With these words, one of my sons slammed the door to the garden and started kicking the ball. One hundred thousand red buttons instantly lit up in my head, I lost control of my emotions and a few seconds later I was outside, shouting at him and trying to make him go back in the house. The situation was unpleasant, and it took us both a while to calm down, talk it through and hug each other. Unfortunately, this was not the first time something like this had happened.


Every time there is a potential conflict, I notice that the word “NO” provokes my son to become rebellious and opposed to everything I am trying to explain. It leads to further escalation of the conflict, heated emotions and, ultimately, us falling out for a while. I feel helpless, start threatening or bribing him, the whole family gets involved and the atmosphere in the house becomes heavy. And then it takes time for all of us to get back on track.

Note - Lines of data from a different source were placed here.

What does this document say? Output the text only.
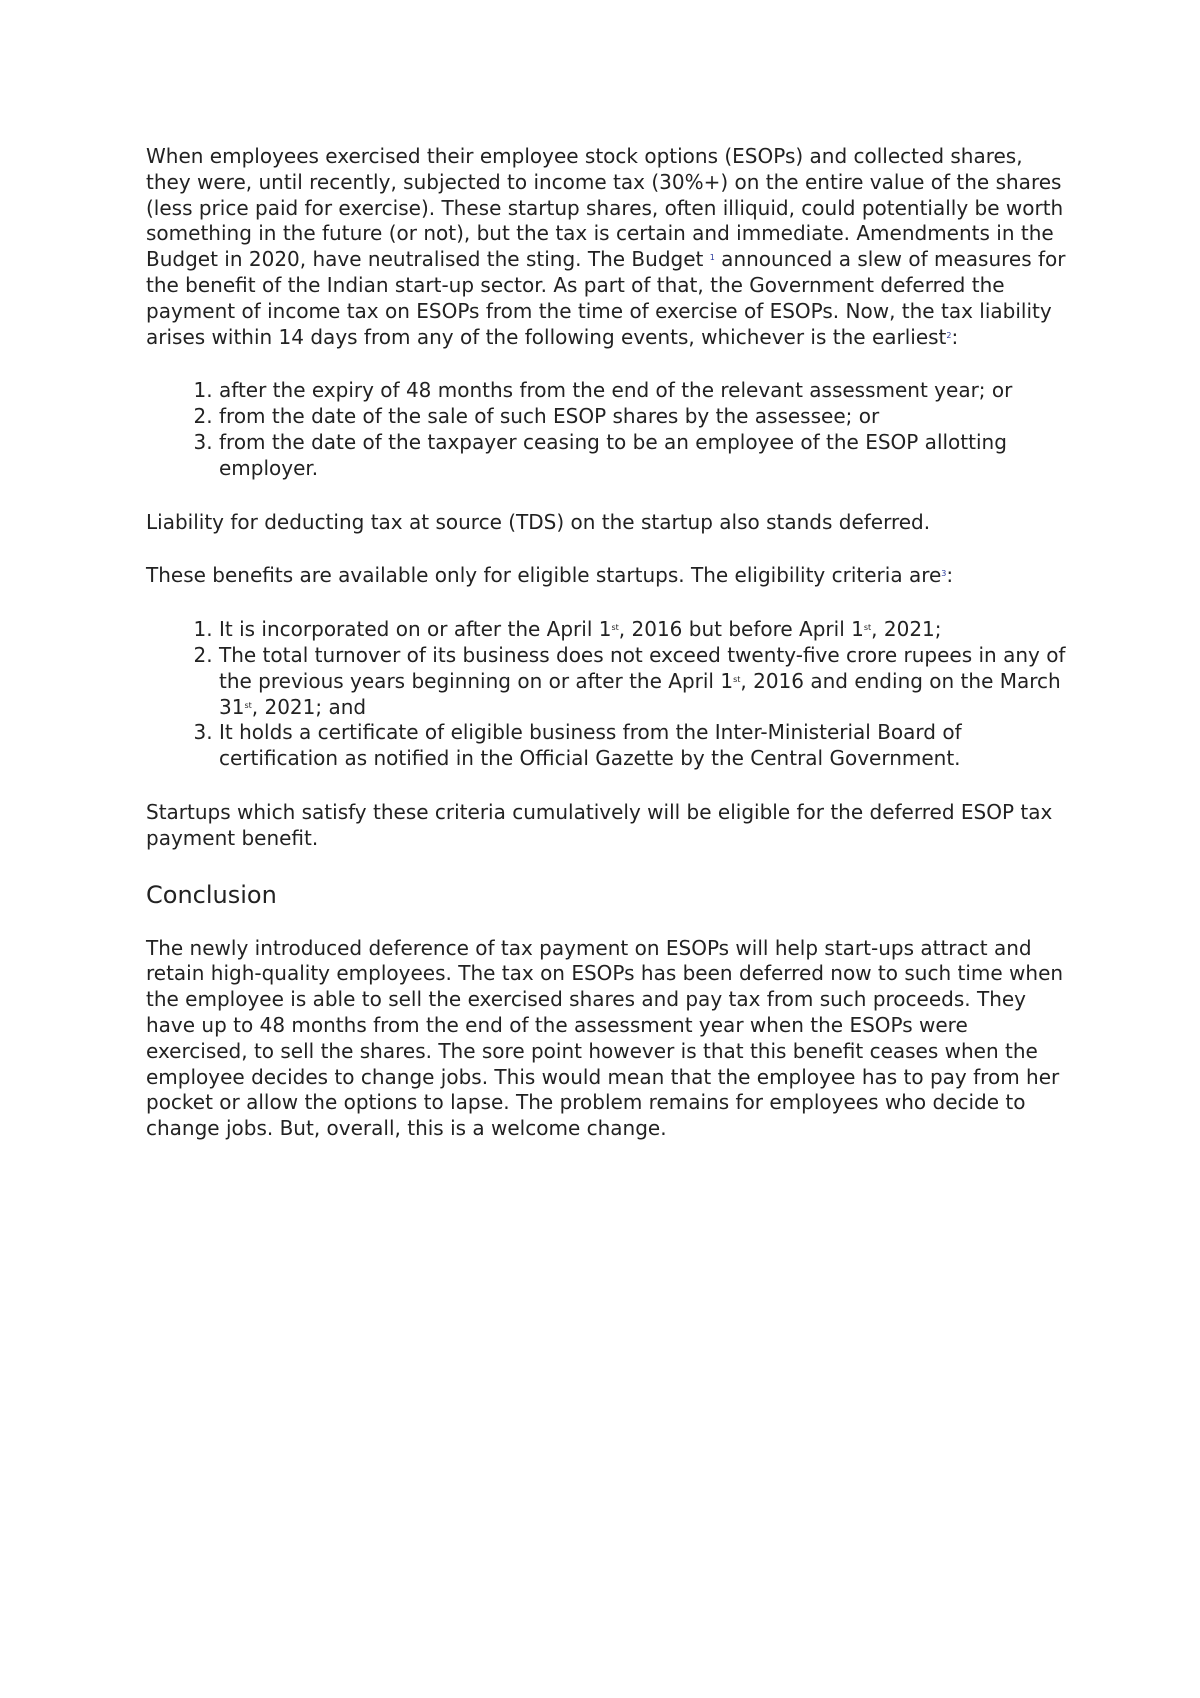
When employees exercised their employee stock options (ESOPs) and collected shares, they were, until recently, subjected to income tax (30%+) on the entire value of the shares (less price paid for exercise). These startup shares, often illiquid, could potentially be worth something in the future (or not), but the tax is certain and immediate. Amendments in the Budget in 2020, have neutralised the sting. The Budget $^1$ announced a slew of measures for the benefit of the Indian start-up sector. As part of that, the Government deferred the payment of income tax on ESOPs from the time of exercise of ESOPs. Now, the tax liability arises within 14 days from any of the following events, whichever is the earliest$^2$:

1. after the expiry of 48 months from the end of the relevant assessment year; or
2. from the date of the sale of such ESOP shares by the assessee; or
3. from the date of the taxpayer ceasing to be an employee of the ESOP allotting employer.

Liability for deducting tax at source (TDS) on the startup also stands deferred.

These benefits are available only for eligible startups. The eligibility criteria are$^3$:

1. It is incorporated on or after the April 1st, 2016 but before April 1st, 2021;
2. The total turnover of its business does not exceed twenty-five crore rupees in any of the previous years beginning on or after the April 1st, 2016 and ending on the March 31st, 2021; and
3. It holds a certificate of eligible business from the Inter-Ministerial Board of certification as notified in the Official Gazette by the Central Government.

Startups which satisfy these criteria cumulatively will be eligible for the deferred ESOP tax payment benefit.

Conclusion

The newly introduced deference of tax payment on ESOPs will help start-ups attract and retain high-quality employees. The tax on ESOPs has been deferred now to such time when the employee is able to sell the exercised shares and pay tax from such proceeds. They have up to 48 months from the end of the assessment year when the ESOPs were exercised, to sell the shares. The sore point however is that this benefit ceases when the employee decides to change jobs. This would mean that the employee has to pay from her pocket or allow the options to lapse. The problem remains for employees who decide to change jobs. But, overall, this is a welcome change.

For years, I have been reading clever books on parenting and became a parent educator myself, so why wasn’t I using the knowledge and tools I teach to others? So once and for all, I have firmly decided to change this repeated pattern in our house and to finish with these unnecessary battles.


How to do this? Well, what if I look at these situations through his eyes?


What a Child Hears When You Say "No"


What if, when mom says “NO,” he interprets it in his own way. For example:


- My desires are not important to you ...

- Your instructions are much more important than my feelings ...

- You get angry all the time ...

- You do not give me the opportunity to explain my reasons...

- I'm bad, because I make you shout ...


And many other ways in which a small person living “here and now” with an undeveloped prefrontal cortex can hear and feel (btw the prefrontal cortex will continue developing for many more years and will be formed completely only by the age of 25). So, at the age of 6 it is very normal that my son’s own desires and decisions at times seem more important than the requests of his parents. And the more I pressure him to do things my way, the more misunderstandings and conflicts may arise.


Then what to do? There is no direct and simple answer (just like for any other parent-child related questions) here, but your own life experience, the ability to manage emotions and the desire to find that secret path to interaction with a stubborn and egocentric child's brain can be very useful.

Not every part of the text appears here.